Asset Seizures Hit Foreign Companies In Russia

The Kremlin is moving in on the holdings of foreignenergy companies as the war in Ukraine drags on.


Following Russia’s invasion of Ukraine, hundreds of multinational companies abruptly pulled out of the country—temporarily, they hoped. And as the war has dragged on, Russian President Vladimir Putin signaled that he’s ready to apply pressure to absentee foreign shareholders via asset nationalization.

In early July, Putin ordered the transfer of the rights to the massive Sakhalin-2 natural gas project in the country’s Far East region to a Russian entity. The Kremlin’s decree, citing “the threat of an environmental and technological emergency” due to Western sanctions, gives current investors a month to decide whether they’ll remain shareholders.

The Russian government’s concerns for the future of Sakhalin-2 aren’t altogether unreasonable. Production fell by more than three-quarters after ExxonMobil, the 30% shareholder in the neighboring Sakhalin-1 project, stopped work in March. The Kremlin is anxious to head off a similar decline at Sakhalin-2, which supplies around 4% of global liquified natural gas (LNG).

Western energy major Shell is the second-largest shareholder in the project, with a 27.5% (minus one share) stake, and is joined by Japan’s Mitsubishi and Mitsui (22.5% together). Weeks after the start of the conflict in Ukraine, Shell announced that it would exit—ideally, sell—its stakes in projects with Russian state gas giant Gazprom, including Sakhalin-2. The project was first launched in the mid-1990s.

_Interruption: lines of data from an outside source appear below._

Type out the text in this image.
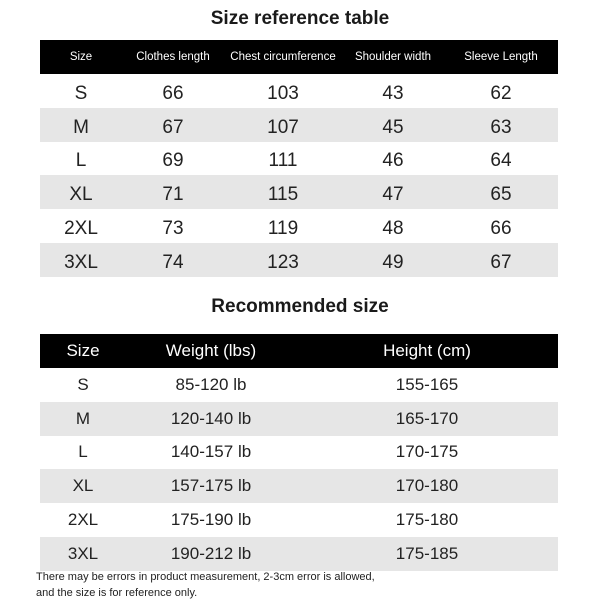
Size reference table
Size	Clothes length	Chest circumference	Shoulder width	Sleeve Length
S	66	103	43	62
M	67	107	45	63
L	69	111	46	64
XL	71	115	47	65
2XL	73	119	48	66
3XL	74	123	49	67
Recommended size
Size	Weight (lbs)	Height (cm)
S	85-120 lb	155-165
M	120-140 lb	165-170
L	140-157 lb	170-175
XL	157-175 lb	170-180
2XL	175-190 lb	175-180
3XL	190-212 lb	175-185
There may be errors in product measurement, 2-3cm error is allowed,
and the size is for reference only.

Gazprom joined in 2006 when it paid $7.45 billion to the other shareholders for a 50%+1 share stake.

The two Japanese shareholders are likely to opt into the Kremlin’s deal, largely because Japan—though it has supported sanctions on Russia—can ill afford to risk potentially losing access to Russian LNG, which accounts for around 10% of its total gas imports.

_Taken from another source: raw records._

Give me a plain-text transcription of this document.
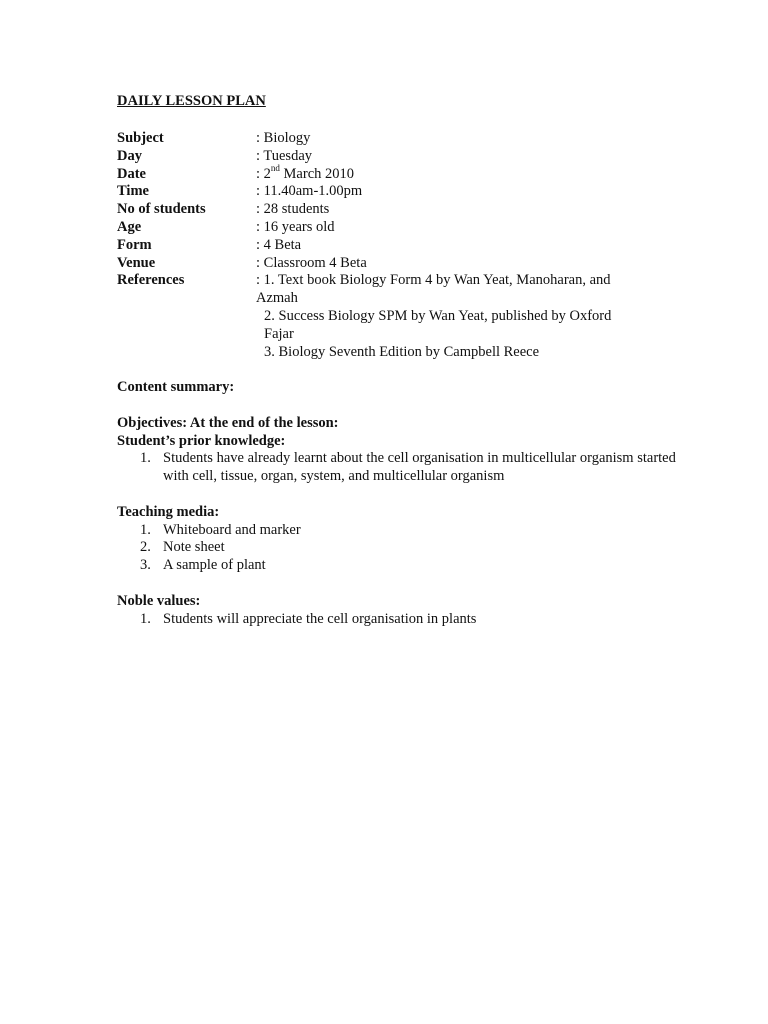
DAILY LESSON PLAN
Subject	: Biology
Day	: Tuesday
Date	: 2nd March 2010
Time	: 11.40am-1.00pm
No of students	: 28 students
Age	: 16 years old
Form	: 4 Beta
Venue	: Classroom 4 Beta
References	: 1. Text book Biology Form 4 by Wan Yeat, Manoharan, and
Azmah
2. Success Biology SPM by Wan Yeat, published by Oxford
Fajar
3. Biology Seventh Edition by Campbell Reece
Content summary:
Objectives: At the end of the lesson:
Student’s prior knowledge:
1. Students have already learnt about the cell organisation in multicellular organism started with cell, tissue, organ, system, and multicellular organism
Teaching media:
1. Whiteboard and marker
2. Note sheet
3. A sample of plant
Noble values:
1. Students will appreciate the cell organisation in plants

Shell has already written down half of the $3 billion book value at which it held Sakhalin-2, and the project accounts for just a bit more than a rounding error for the company’s earnings. More concerning is whether the Kremlin’s assertiveness is a one-off, or whether it’s the first in a series of thinly veiled efforts to expropriate the assets of foreign investors. France’s TotalEnergies, which has sunk huge sums into Russian gas production, and BP—the owner of a 20% stake of state-owned Rosneft, the country’s biggest oil producer—are watching closely.